Phil Laak dit « Unabomber » (C’est Gus Hansen qui l’affuble de ce surnom à cause de son éternel sweat-shirt gris et lunettes noirs, comme le terroriste et mathématicien Theodore Kaczinsky) est né le 8 septembre 1964 en Irlande mais grandit aux Etats-Unis.
Il suit un cursus pour devenir ingénieur, le réussit s’en va travailler comme croupier ou il apprend la regle du poker, ensuite courtier en bourse, bookmaker mais en aucun cas ingénieur. Francis, Carrey, son ami d’enfance, lui a fait découvrir le poker à l’adolescence. En 1999, il s’installe en Californie et y rencontre Antonio Esfandiari .Il deviendra son colocataire pour fini par être son ami.

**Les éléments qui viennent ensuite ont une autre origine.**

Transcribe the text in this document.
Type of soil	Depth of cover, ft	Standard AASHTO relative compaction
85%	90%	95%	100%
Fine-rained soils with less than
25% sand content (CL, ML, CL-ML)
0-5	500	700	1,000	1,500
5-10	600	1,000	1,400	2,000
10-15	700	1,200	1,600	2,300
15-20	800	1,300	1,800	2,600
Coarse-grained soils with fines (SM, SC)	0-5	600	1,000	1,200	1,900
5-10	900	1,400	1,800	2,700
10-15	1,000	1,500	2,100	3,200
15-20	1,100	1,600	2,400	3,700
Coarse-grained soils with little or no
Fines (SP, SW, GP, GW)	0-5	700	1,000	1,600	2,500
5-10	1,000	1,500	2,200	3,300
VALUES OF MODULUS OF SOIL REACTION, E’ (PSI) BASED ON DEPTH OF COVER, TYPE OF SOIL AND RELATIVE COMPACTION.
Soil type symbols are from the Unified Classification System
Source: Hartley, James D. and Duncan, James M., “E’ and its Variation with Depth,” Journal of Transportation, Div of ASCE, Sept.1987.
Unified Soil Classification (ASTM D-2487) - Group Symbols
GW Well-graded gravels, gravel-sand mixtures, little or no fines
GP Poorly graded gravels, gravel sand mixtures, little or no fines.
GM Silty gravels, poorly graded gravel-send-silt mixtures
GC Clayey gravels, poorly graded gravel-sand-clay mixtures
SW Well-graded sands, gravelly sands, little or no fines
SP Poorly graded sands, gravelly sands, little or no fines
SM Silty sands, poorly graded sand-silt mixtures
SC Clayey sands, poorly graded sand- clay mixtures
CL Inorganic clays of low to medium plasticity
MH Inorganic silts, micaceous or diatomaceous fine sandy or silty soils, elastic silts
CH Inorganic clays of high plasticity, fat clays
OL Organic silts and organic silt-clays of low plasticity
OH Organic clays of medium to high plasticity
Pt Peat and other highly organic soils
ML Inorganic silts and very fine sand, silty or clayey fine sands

C’est durant l’année de son installation en Californie, il découvre le pokergratuit et ensuite le poker underground à hauts enjeux dans un club de New-York. Cette découverte le fait devenir n acharné du poker. C’est comme ci il y avait toujours joué. Il ne lui faut pas longtemps pour prendre part à des tournois. Ce qui lui plait plus que tout au poker c’est la patience et la stratégie qui sont demandées. Phil réfléchit beaucoup sur le comment prendre le pouvoir lors de tournoi. Phi a mis en place une stratégie de jeu assez particulière. Pour bien cerner celle-ci, il vaut mieux laisser son auteur en parler – « Ce dont je parle, explique Phil, c’est d’être capable de prendre de l’information sur mon adversaire qui ne soit ni visuelle ni verbale. En d’autres mots, de l’information qui ne sera pas appelée un tell. ».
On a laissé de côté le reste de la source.